Andauernd wird behauptet, der Glottisschlag am Punkt des Gendersterns sei im Deutschen regelhaft, weil er auch sonst wortintern vorkomme. Das trifft nicht zu. In einem Wort wie Leser?innen gibt es keinen Hiat, ganz im Gegenteil. Der Glottisschlag steht hier nicht einmal an einer Silbengrenze, sondern an einer Morphemgrenze, nämlich vor in, die zugehörige Silbe lautet rin. Das führt zur Verschiebung des Hauptakzents weg vom Stamm auf das feminine in, womit eine weitere fundamentale Regularität des Deutschen verletzt ist. Wer überhaupt sprachliche Fakten anerkennt, gelangt zu dem Schluss, dass die Verwendung von Stern und vergleichbaren Zeichen schon aus sprachinternen Gründen sowohl im Geschriebenen als auch im Gesprochenen zu unterbleiben hat.«
[Peter Eisenberg: Gendersprache im Duden. Unter dem Muff von hundert Jahren. | Frankfurter Allgemeine Zeitung, 08.01.2021]
In Ergänzung zu den in diesem Strang diskutierten ›Ärzten, Ärztinnen oder Ärzt*innen‹ hier noch der dazu passende Absatz aus Peter Eisenbergs gleichem Artikel:
»Die einfachste und verbreitetste Verwendung des Sterns ist die in Formen wie Antragsteller*innen, Kandidat*innen oder einfacher Leser*innen. Er steht hier zwischen der maskulinen Form er und der femininen in. Die Gesamtform ist Plural der femininen Form Leserin. Für Formen mit mehreren Suffixen gilt im Deutschen die fundamentale Regel, dass die Grammatik der Gesamtform vom letzten Suffix bestimmt wird. Das ist die feminine Form auf in.

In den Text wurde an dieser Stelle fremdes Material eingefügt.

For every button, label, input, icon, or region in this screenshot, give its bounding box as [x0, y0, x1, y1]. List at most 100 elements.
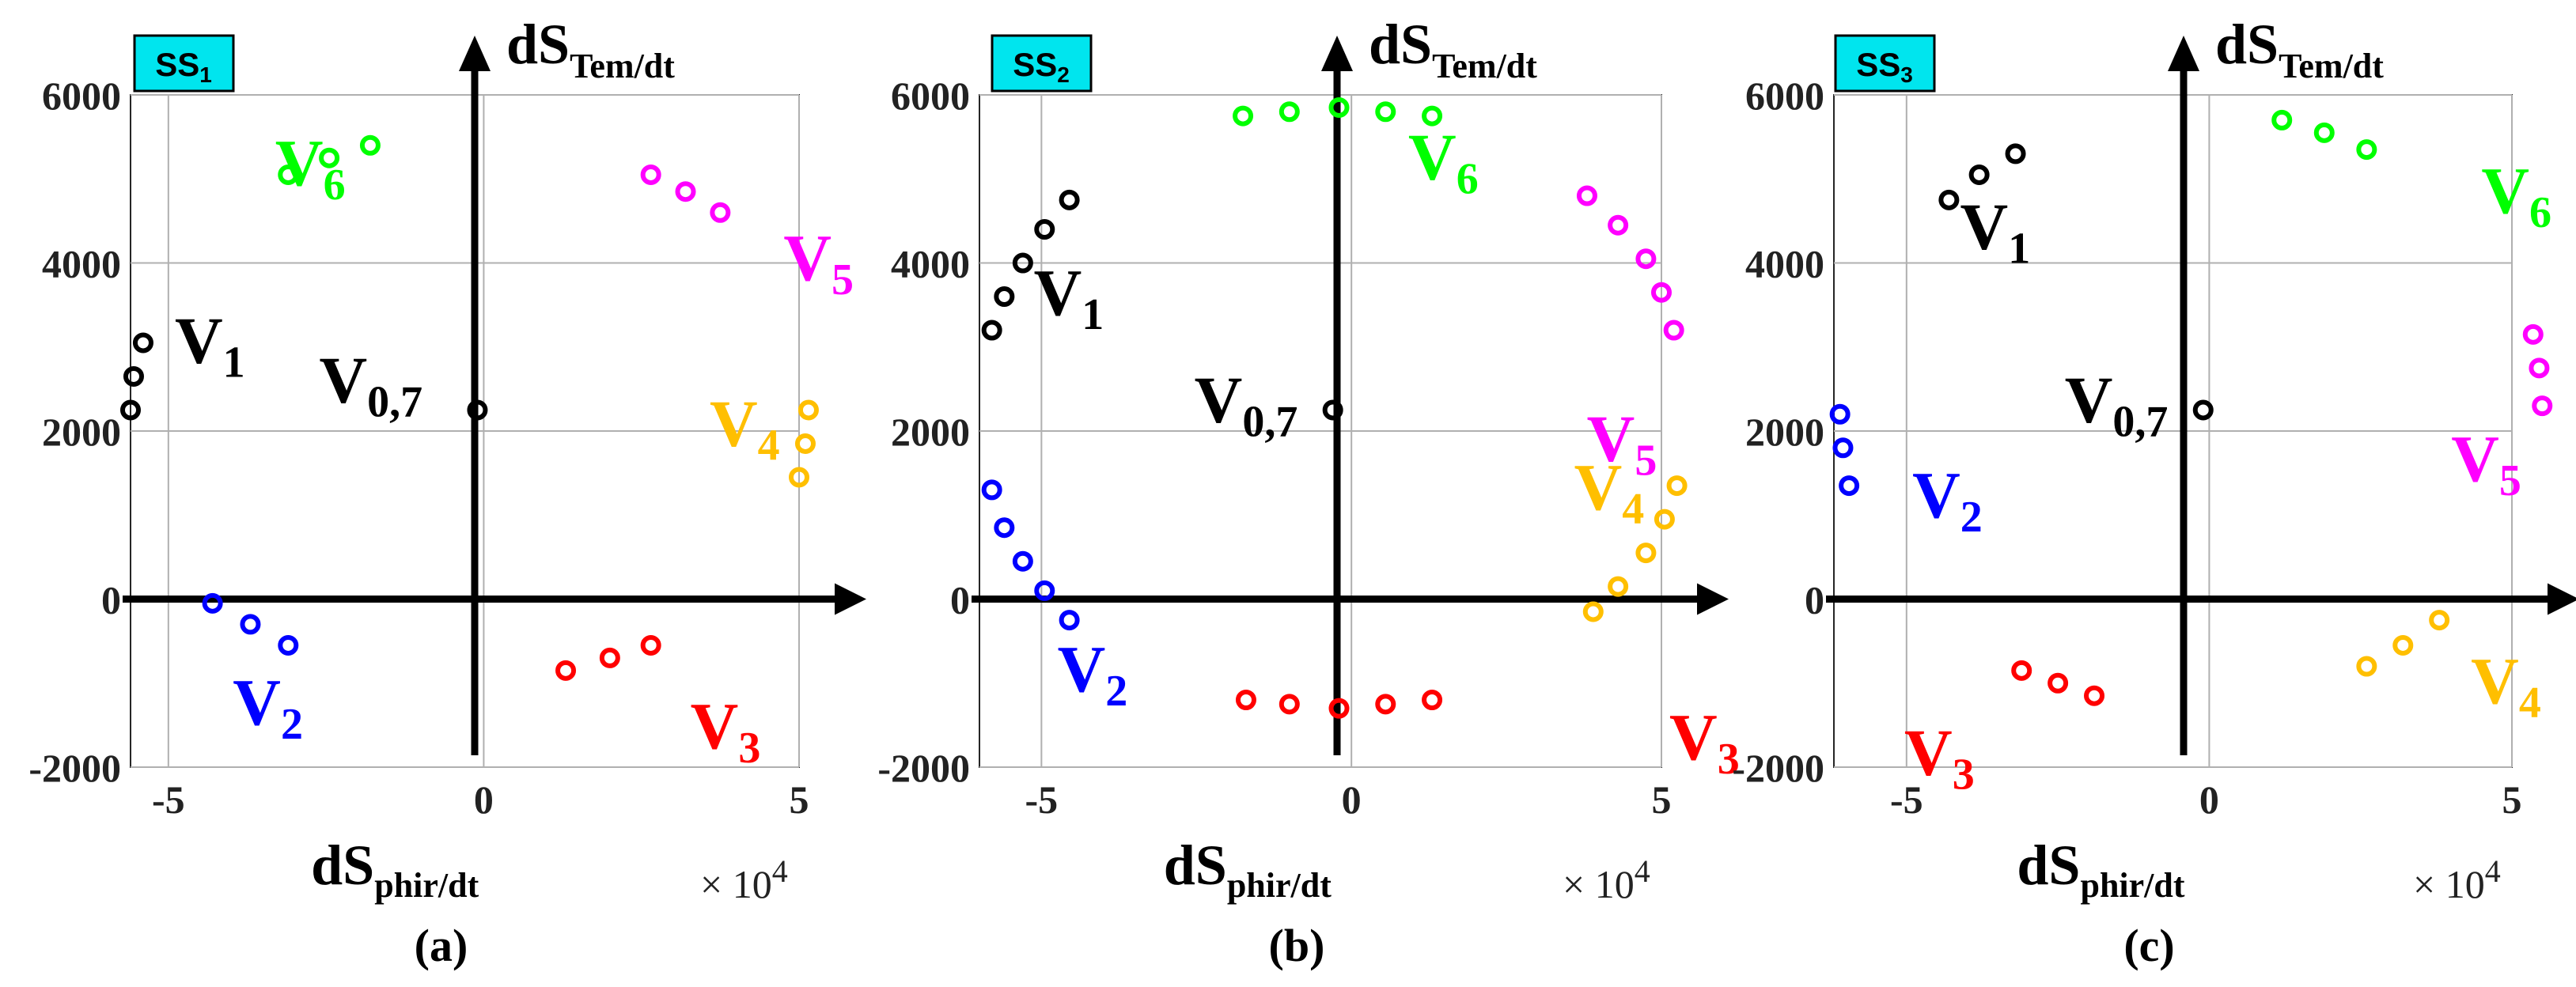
- series-V0,7: V0,7: [2065, 363, 2214, 446]
- data-point: [981, 320, 1002, 341]
- y-tick-label: 2000: [1745, 410, 1824, 454]
- data-point: [1839, 475, 1860, 497]
- series-V5: V5: [2451, 323, 2553, 505]
- data-point: [240, 614, 261, 635]
- data-point: [1059, 189, 1080, 210]
- x-axis-label: dSphir/dt: [2017, 834, 2184, 905]
- series-label: V4: [2471, 645, 2541, 728]
- data-point: [120, 399, 141, 421]
- y-tick-label: 4000: [1745, 242, 1824, 286]
- data-point: [1012, 550, 1033, 572]
- y-tick-label: 6000: [42, 74, 121, 118]
- series-V3: V3: [555, 634, 760, 773]
- data-point: [2048, 672, 2069, 694]
- data-point: [1233, 105, 1254, 127]
- x-tick-label: 5: [2502, 777, 2522, 822]
- data-point: [1059, 610, 1080, 631]
- x-tick-label: 0: [474, 777, 494, 822]
- data-point: [1666, 475, 1688, 497]
- x-axis-label: dSphir/dt: [1164, 834, 1332, 905]
- y-tick-label: 0: [1805, 578, 1824, 622]
- data-point: [1012, 252, 1033, 274]
- series-V2: V2: [1829, 403, 1983, 542]
- data-point: [1235, 690, 1256, 710]
- x-tick-label: 0: [1342, 777, 1362, 822]
- data-point: [359, 134, 381, 156]
- x-multiplier: × 104: [700, 853, 788, 906]
- series-V3: V3: [1235, 690, 1740, 784]
- series-label: V5: [2451, 422, 2521, 505]
- y-axis-label: dSTem/dt: [1369, 13, 1537, 85]
- data-point: [1654, 509, 1675, 530]
- series-label: V4: [710, 387, 780, 470]
- data-point: [1651, 282, 1672, 303]
- data-point: [1279, 101, 1300, 123]
- series-V6: V6: [275, 127, 381, 210]
- data-point: [710, 202, 731, 223]
- x-tick-label: 5: [790, 777, 809, 822]
- data-point: [278, 164, 299, 185]
- y-axis-arrow-icon: [459, 36, 491, 71]
- series-V1: V1: [981, 189, 1104, 341]
- chart-panel-2: -2000 0 2000 4000 6000 -5 0 5 dSTem/dt dSphir/dt ×…: [877, 13, 1739, 971]
- chart-panel-1: -2000 0 2000 4000 6000 -5 0 5 dSTem/dt dSphir/dt ×…: [28, 13, 866, 971]
- series-V2: V2: [202, 592, 303, 749]
- panel-caption: (c): [2123, 920, 2174, 971]
- series-label: V3: [1669, 701, 1740, 784]
- data-point: [994, 517, 1015, 539]
- data-point: [1635, 543, 1657, 564]
- y-tick-label: 4000: [891, 242, 970, 286]
- data-point: [1279, 694, 1300, 715]
- data-point: [2429, 610, 2450, 631]
- series-label: V5: [1587, 403, 1657, 486]
- data-point: [675, 181, 696, 202]
- series-V4: V4: [2356, 610, 2541, 728]
- data-point: [1829, 403, 1851, 425]
- data-point: [640, 634, 661, 656]
- data-point: [1322, 399, 1343, 421]
- series-label: V5: [783, 221, 854, 304]
- y-tick-label: -2000: [1732, 746, 1824, 790]
- series-V2: V2: [981, 479, 1127, 716]
- data-point: [1375, 101, 1396, 123]
- series-label: V6: [2481, 154, 2551, 237]
- data-point: [2392, 634, 2414, 656]
- data-point: [278, 634, 299, 656]
- data-point: [994, 286, 1015, 307]
- panel-badge-label: SS3: [1856, 46, 1913, 87]
- data-point: [467, 399, 488, 421]
- x-tick-label: 5: [1652, 777, 1672, 822]
- data-point: [132, 332, 153, 354]
- data-point: [1608, 214, 1629, 236]
- y-tick-label: 2000: [42, 410, 121, 454]
- panel-badge-label: SS1: [155, 46, 212, 87]
- data-point: [1034, 580, 1055, 601]
- series-label: V1: [1960, 190, 2031, 273]
- panel-caption: (b): [1269, 920, 1325, 971]
- chart-panel-3: -2000 0 2000 4000 6000 -5 0 5 dSTem/dt dSphir/dt ×…: [1732, 13, 2576, 971]
- data-point: [2356, 139, 2377, 161]
- data-point: [2529, 357, 2550, 379]
- data-point: [1422, 105, 1443, 127]
- y-tick-label: -2000: [28, 746, 121, 790]
- data-point: [2011, 660, 2032, 681]
- series-label: V2: [233, 666, 303, 749]
- y-tick-label: 6000: [1745, 74, 1824, 118]
- series-label: V6: [275, 127, 346, 210]
- series-V6: V6: [2271, 109, 2551, 237]
- x-tick-label: -5: [1890, 777, 1923, 822]
- x-multiplier: × 104: [2413, 853, 2501, 906]
- data-point: [1832, 437, 1854, 459]
- data-point: [1582, 601, 1604, 622]
- data-point: [1034, 219, 1055, 240]
- data-point: [2005, 143, 2026, 164]
- panel-badge-label: SS2: [1013, 46, 1070, 87]
- y-tick-label: 2000: [891, 410, 970, 454]
- series-label: V4: [1574, 451, 1645, 534]
- y-axis-label: dSTem/dt: [506, 13, 675, 85]
- series-V1: V1: [1938, 143, 2031, 273]
- series-V3: V3: [1904, 660, 2105, 800]
- x-tick-label: -5: [1025, 777, 1059, 822]
- x-axis-arrow-icon: [835, 583, 866, 615]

Es trifft nicht zu, dass, wie häufig behauptet wird, das maskuline er und das feminine in gleichberechtigt seien. Dominant ist das feminine Suffix, das maskuline ist für das Genus der Gesamtform bedeutungslos. Man erkennt das schon daran, dass in auch ohne er auftreten kann, etwa in Wörtern wie Gattin, Lettin, Ärztin. Auch der Stern kommt strukturell nicht zum Zuge, er steht ja nicht am Ende, sondern vor dem femininen Suffix. Die Gesamtform ist auf jeden Fall feminin, gleichgültig, wie der Stern strukturell verortet wird. Wer einmal einen etwas längeren durchgesternten Text gelesen hat, wird den Eindruck bestätigen, es sei ausschließlich von weiblichen Personen die Rede gewesen.«
Persönliche Bemerkung:
Wer sich also dem Glottisschlag, dem substantivierten Partizip I (die hier› Lesenden‹ und alle ›Zu-Fuß-Gehenden‹) und den weiteren angestrebten sprachlichen Vorgaben zur Vermeidung des generischen Maskulinums verpflichtet fühlt, gleichzeitig vielleicht auch als demonstrativ friedfertiger Mensch noch dem Handlungskonzept der Gewaltfreien Kommunikation (GFK) nach Marshall B. Rosenberg folgen will, der hat dann schon Satz für Satz einiges zu beachten.
Mir wäre das zu viel. Ich möchte mein alltägliches Dasein nicht in einem 24-stündigen Achtsamkeits-Seminar zubringen müssen.